The efficacy and tolerability of cyclosporine G in human kidney transplant recipients.

Twelve consecutive first cadaveric kidney transplant recipients received cyclosporine G (CsG)(initial dose 12 mg/kg per day) as basic immunosuppressive treatment along with prednisone (initial dose 0.5 mg/kg per day) for the first three months after transplantation. Thereafter CsG was replaced by Sandimmun (cyclosporine, CsA). Evaluation of the immunosuppressive efficacy and assessment of possible side effects of CsG was made and compared with the results in 38 historical control patients starting with the same dose of CsA as part of the same immunosuppressive dosage schedule.

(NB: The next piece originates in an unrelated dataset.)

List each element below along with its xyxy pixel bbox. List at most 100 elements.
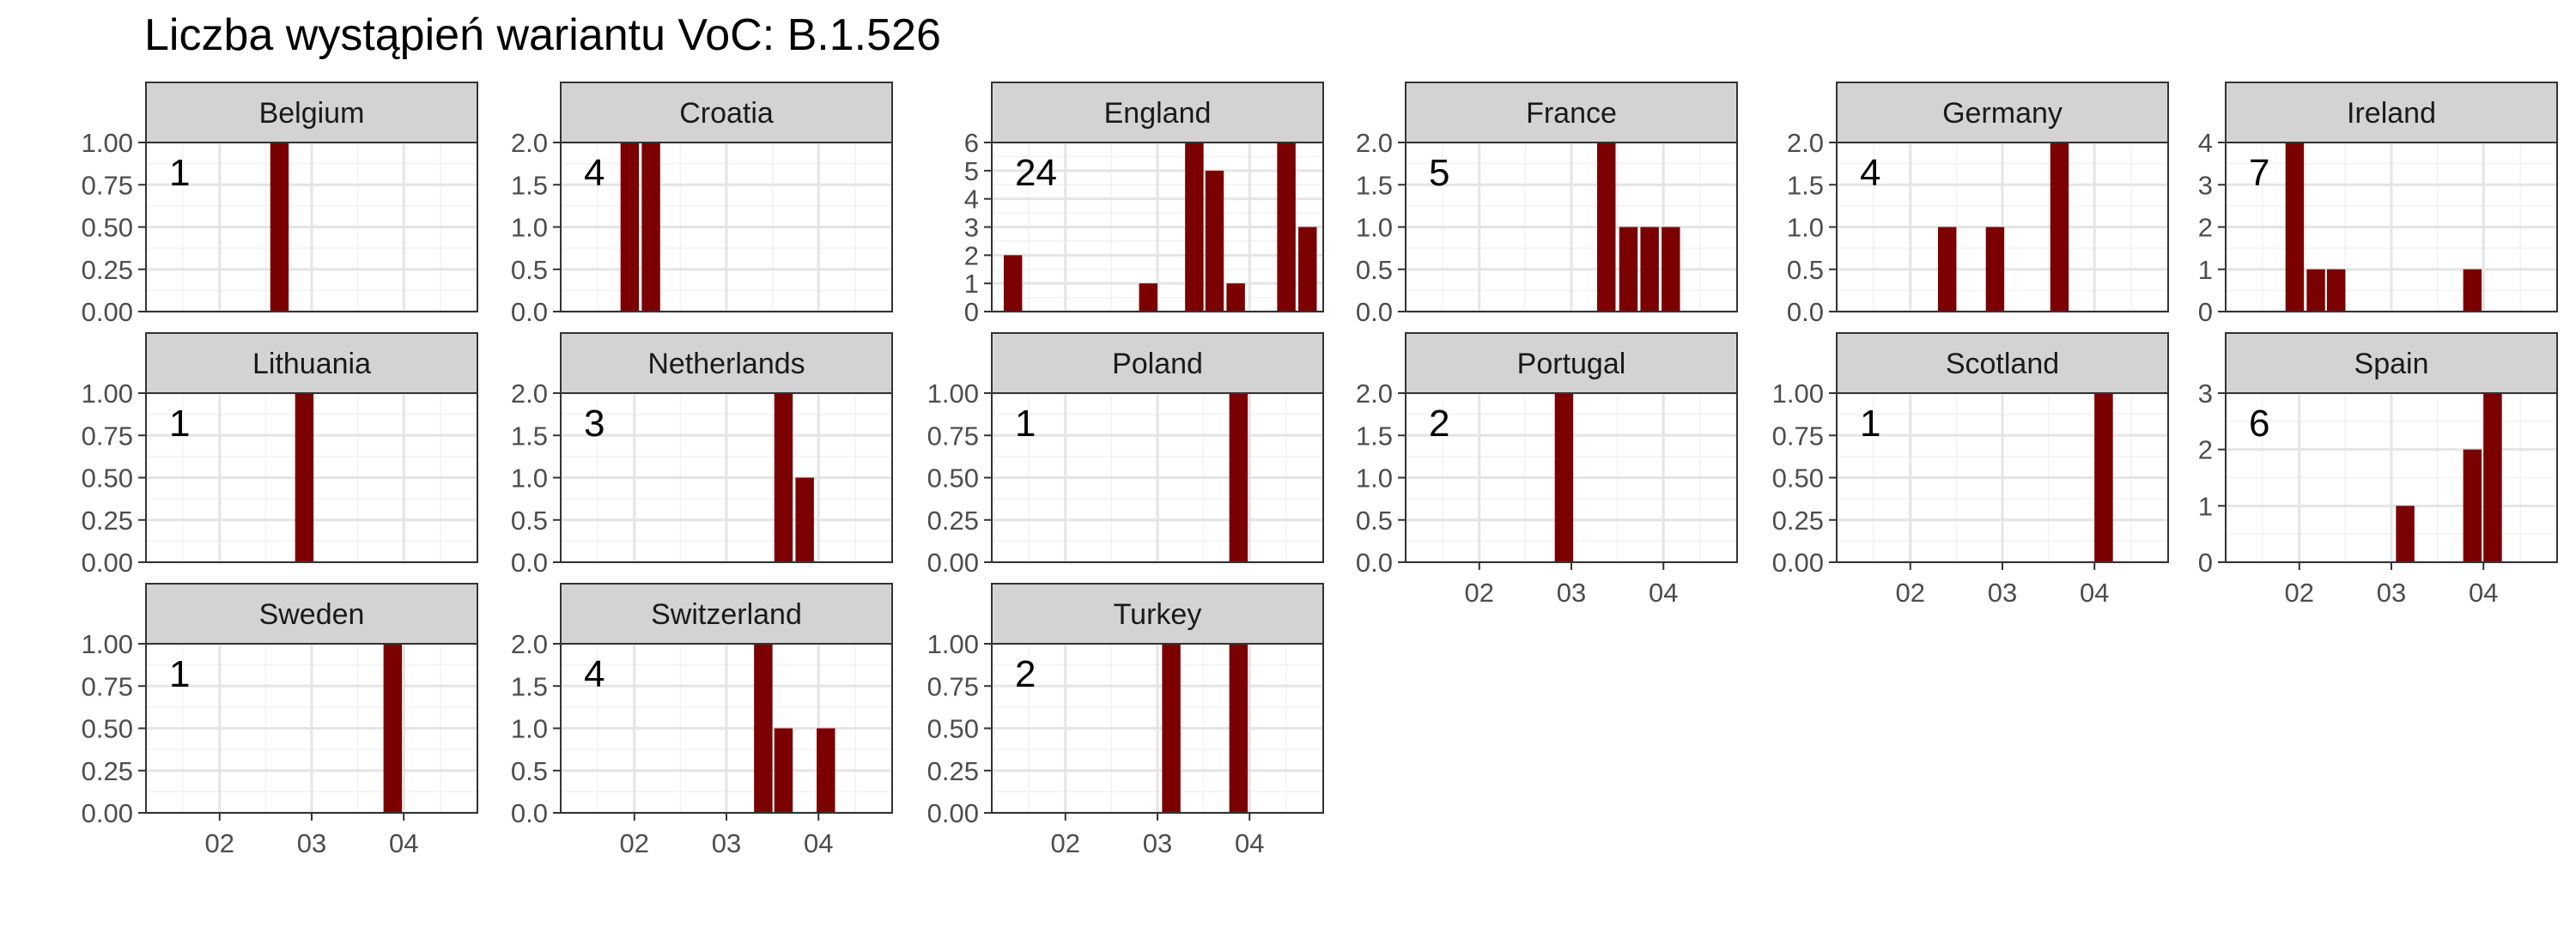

Statistically, there was no difference in patient survival at three (91% in CsG group versus 95% in CsA group) and twelve months (91% in CsG group versus 92% in CsA group), or in graft survival at three (75% in CsG group versus 89% in CsA group) and twelve months (75% in CsG group versus 84% in the CsA group). At equivalent oral doses of CsG and CsA significantly higher blood levels of CsG were observed (2P less than 0.05). Nephrotoxicity assessed by graft biopsy could be demonstrated to a similar extent in both groups, whereas hepatotoxicity was more pronounced during CsG treatment. Sequential measurements of bilirubin revealed a significant increase in all patients but median values were significantly higher in the CsG patients. A pronounced and concordant elevation of liver enzymes occurred during CsG treatment in three out of 12 patients. Liver biopsies performed in these patients revealed histological alterations consistent with toxic liver injury. Thus, in human kidney transplant recipients CsG and CsA appeared to be equally immunosuppressive and nephrotoxic but more hepatotoxic. On the basis of this limited experience we conclude that in human kidney transplant recipients CsG has no advantage over CsA.